Also Herr Meier wurde meines Erachtens 1989/90 Manager das BvB. Ab diesem Zeitpunkt wurden mit hohem Risiko und ausserhalb dessen was ich der BvB eigentlich hätte leisten können Spieler verpflichtet, dies führte dann nach dem Börsengang zum Zusammenbruch - der Größenwahn -wie du es nennst war aber schon vorher da. Sehr gut erinnere ich mich an die Verpflichtung eines gewissen Heiko Herrlich(1995).
Meine Borussia hebt sich gerade im finanziellen Gebaren beachtlich von Vereinen wie früher Dortmund oder heute Schalke und Köln ab - so bleibt für mich ein Beigeschmack.
Wenn ich durch diesen Kommentar irgendjemandem den Titel madig gemacht haben sollte, dann tut es mir leid, informieren muss ich mich aber nun wirklich nicht besser, ich würde selbiges über alle Titel von Real Madrid oder dem CF Barcelona sagen, in dieser Hinsicht ist z.B. der FC Bayern ein absolutes Vorbild.
Man sieht immer wieder an Usern wie Jameiker, dass sie nicht viel "BVB-Wissen" besitzen, sonst könnten sie nicht derartige unsachlichen Behauptungen aufstellen (wie er es hier macht).
HagenBorusse liegt völlig richtig. Der Börsengang und die Neuausrichtung zu Beginn des neuen Jahrtausend bilden die Zäsur.
RÜCKBLICK:
Am 29. Juni 1986 wurde Gerd Niebaum Präsident des BVB, und zwar als der Verein wirtschaftlich vor dem Konkurs und sportlich kurz vor dem Abstieg aus der Bundesliga stand.
Erster Höhepunkt der Niebaum-Ära war der DFB-Pokalsieg 1989. Manager Meier holte 1991 den völlig unbekannten Ottmar Hitzfeld als Trainer zu den Schwarz-Gelben. Der wurde bekanntlich zum Glücksfall für den BVB (UND später für den FC Bayern!).
Mit Ottmar Hitzfeld begann eine sechsjährige Erfolgsstory. Gleich im ersten Jahr fehlten nur vier Minuten zum Gewinn der deutschen Meisterschaft. Unter Präsident Gerd Niebaum hatte Borussia Dortmund eine enorme wirtschaftliche Kraft entwickelt. Werder Bremens Manager Willi Lemke meinte 1993 in einer Einstufung der Bundesligisten: „Klare Nummer 1 von Finanzkraft und wirtschaftlicher Potenz her ist Borussia Dortmund“ (siehe Schulze-Marmeling, Der Ruhm, der Traum und das Geld", Göttingen, Verlag Die Werkstatt, 1994).
Das Erreichen des UEFA-Pokal-Finales 1993 gegen Juventus Turin spülte 25 Millionen Mark in die ohnehin schon prall gefüllten BVB-Kassen.

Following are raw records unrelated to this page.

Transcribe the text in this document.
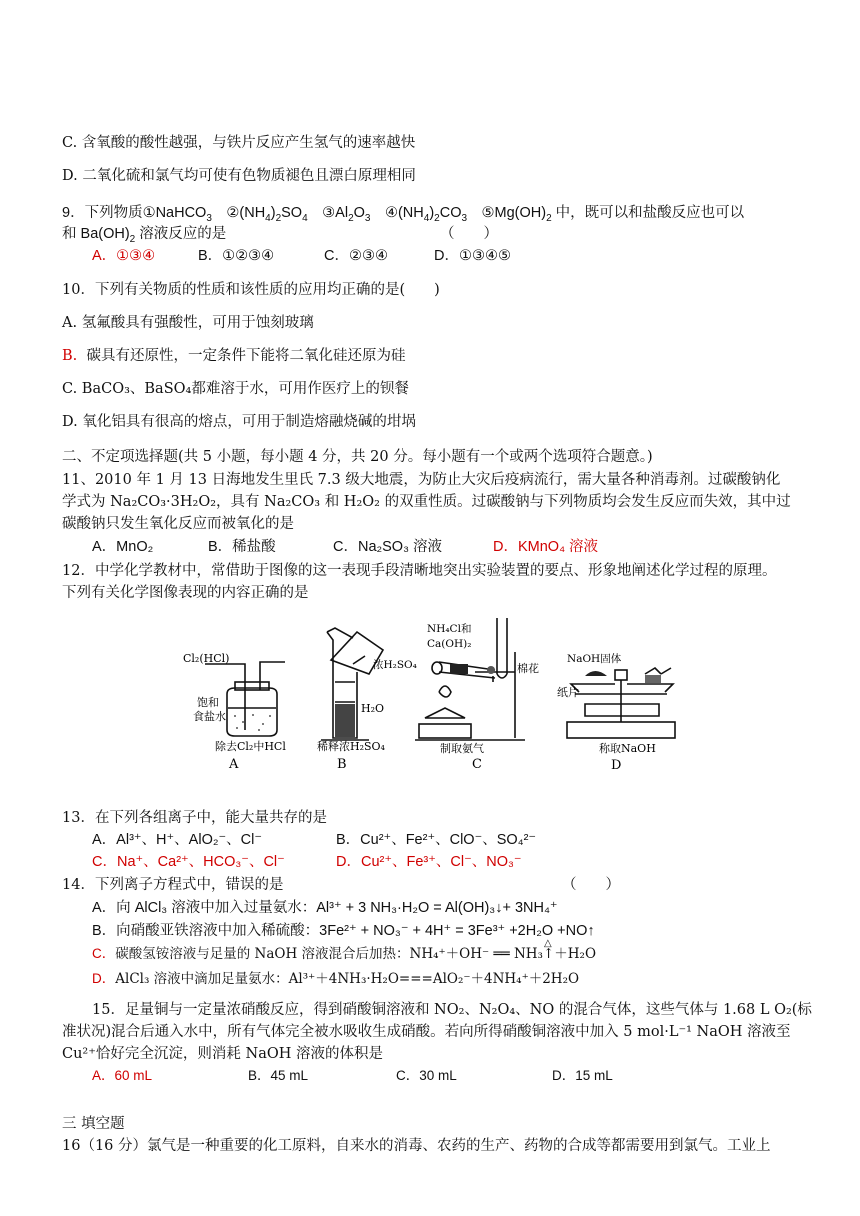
C. 含氧酸的酸性越强，与铁片反应产生氢气的速率越快
D. 二氧化硫和氯气均可使有色物质褪色且漂白原理相同
9．下列物质①NaHCO$_3$　$②(NH_4)_2SO_4$　$③Al_2O_3$　$④(NH_4)_2CO_3$　$⑤Mg(OH)_2$ 中，既可以和盐酸反应也可以
和 $Ba(OH)_2$ 溶液反应的是	（　　）
A．①③④	B．①②③④	C．②③④	D．①③④⑤
10．下列有关物质的性质和该性质的应用均正确的是(　　)
A. 氢氟酸具有强酸性，可用于蚀刻玻璃
B. 碳具有还原性，一定条件下能将二氧化硅还原为硅
C. BaCO₃、BaSO₄都难溶于水，可用作医疗上的钡餐
D. 氧化铝具有很高的熔点，可用于制造熔融烧碱的坩埚
二、不定项选择题(共 5 小题，每小题 4 分，共 20 分。每小题有一个或两个选项符合题意。)
11、2010 年 1 月 13 日海地发生里氏 7.3 级大地震，为防止大灾后疫病流行，需大量各种消毒剂。过碳酸钠化
学式为 Na₂CO₃·3H₂O₂，具有 Na₂CO₃ 和 H₂O₂ 的双重性质。过碳酸钠与下列物质均会发生反应而失效，其中过
碳酸钠只发生氧化反应而被氧化的是
A．MnO₂	B．稀盐酸	C．Na₂SO₃ 溶液	D．KMnO₄ 溶液
12．中学化学教材中，常借助于图像的这一表现手段清晰地突出实验装置的要点、形象地阐述化学过程的原理。
下列有关化学图像表现的内容正确的是
Cl₂(HCl)
饱和
食盐水
除去Cl₂中HCl
A
浓H₂SO₄
H₂O
稀释浓H₂SO₄
B
NH₄Cl和
Ca(OH)₂
棉花
制取氨气
C
NaOH固体
纸片
称取NaOH
D
13．在下列各组离子中，能大量共存的是
A．Al³⁺、H⁺、AlO₂⁻、Cl⁻	B．Cu²⁺、Fe²⁺、ClO⁻、SO₄²⁻
C．Na⁺、Ca²⁺、HCO₃⁻、Cl⁻	D．Cu²⁺、Fe³⁺、Cl⁻、NO₃⁻
14．下列离子方程式中，错误的是	（　　）
A．向 AlCl₃ 溶液中加入过量氨水：Al³⁺ + 3 NH₃·H₂O = Al(OH)₃↓+ 3NH₄⁺
B．向硝酸亚铁溶液中加入稀硫酸：3Fe²⁺ + NO₃⁻ + 4H⁺ = 3Fe³⁺ +2H₂O +NO↑
C．碳酸氢铵溶液与足量的 NaOH 溶液混合后加热：NH₄⁺＋OH⁻ ══ NH₃↑＋H₂O
△
D．AlCl₃ 溶液中滴加足量氨水：Al³⁺＋4NH₃·H₂O===AlO₂⁻＋4NH₄⁺＋2H₂O
15．足量铜与一定量浓硝酸反应，得到硝酸铜溶液和 NO₂、N₂O₄、NO 的混合气体，这些气体与 1.68 L O₂(标
准状况)混合后通入水中，所有气体完全被水吸收生成硝酸。若向所得硝酸铜溶液中加入 5 mol·L⁻¹ NaOH 溶液至
Cu²⁺恰好完全沉淀，则消耗 NaOH 溶液的体积是
A．60 mL	B．45 mL	C．30 mL	D．15 mL
三 填空题
16（16 分）氯气是一种重要的化工原料，自来水的消毒、农药的生产、药物的合成等都需要用到氯气。工业上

Dr. Gerd Niebaum äußerte sich erst kürzlich zum Erfolg in den 90-ziger Jahren wie folgt:
Niebaum: „Einer der Schlüssel (für den Erfolg) war, endlich Kontinuität auf der Trainerposition zu bekommen. Früher war die Verweildauer eines Dortmund-Trainers kaum länger als eine Saison. Ottmar Hitzfeld war sechs Jahre tätig. Die gesamte Erfolgsgeschichte ist zudem in Etappen zu sehen. Als wir 1989 den Pokal gewonnen haben, waren noch nicht die ganz großen Summen im Spiel. Wir haben zwar den 19-jährigen Andreas Möller für zwei Millionen Mark geholt, das war damals eine ordentliche Stange Geld. Die Rückholaktion der "Italiener" wie Karl-Heinz Riedle, Matthias Sammer, Stefan Reuter oder Jürgen Kohler gelang dank des spektakulären UEFA-Cup-Jahres 1993, wo wir leidenschaftlich bis ins Pokalendspiel gegen Juventus Turin stürmten. Da haben wir den gesamten Fernsehtopf leer gemacht und dieses Geld in sportliche Substanz reinvestiert. Dadurch wurde der Grundstein für die folgenden zwei Meisterschaften und den Gewinn der Champions League gelegt.“
Jeder vernünftige Mensch erkennt HIER Ursache und Wirkung!!!!!
Nur die üblichen Hetzer –wie User Paul Matich – können sportliche Erfolge des Rivalen aus Dortmund nicht anerkennen und pöbeln und nutzen jede Gelegenheit zu provozieren.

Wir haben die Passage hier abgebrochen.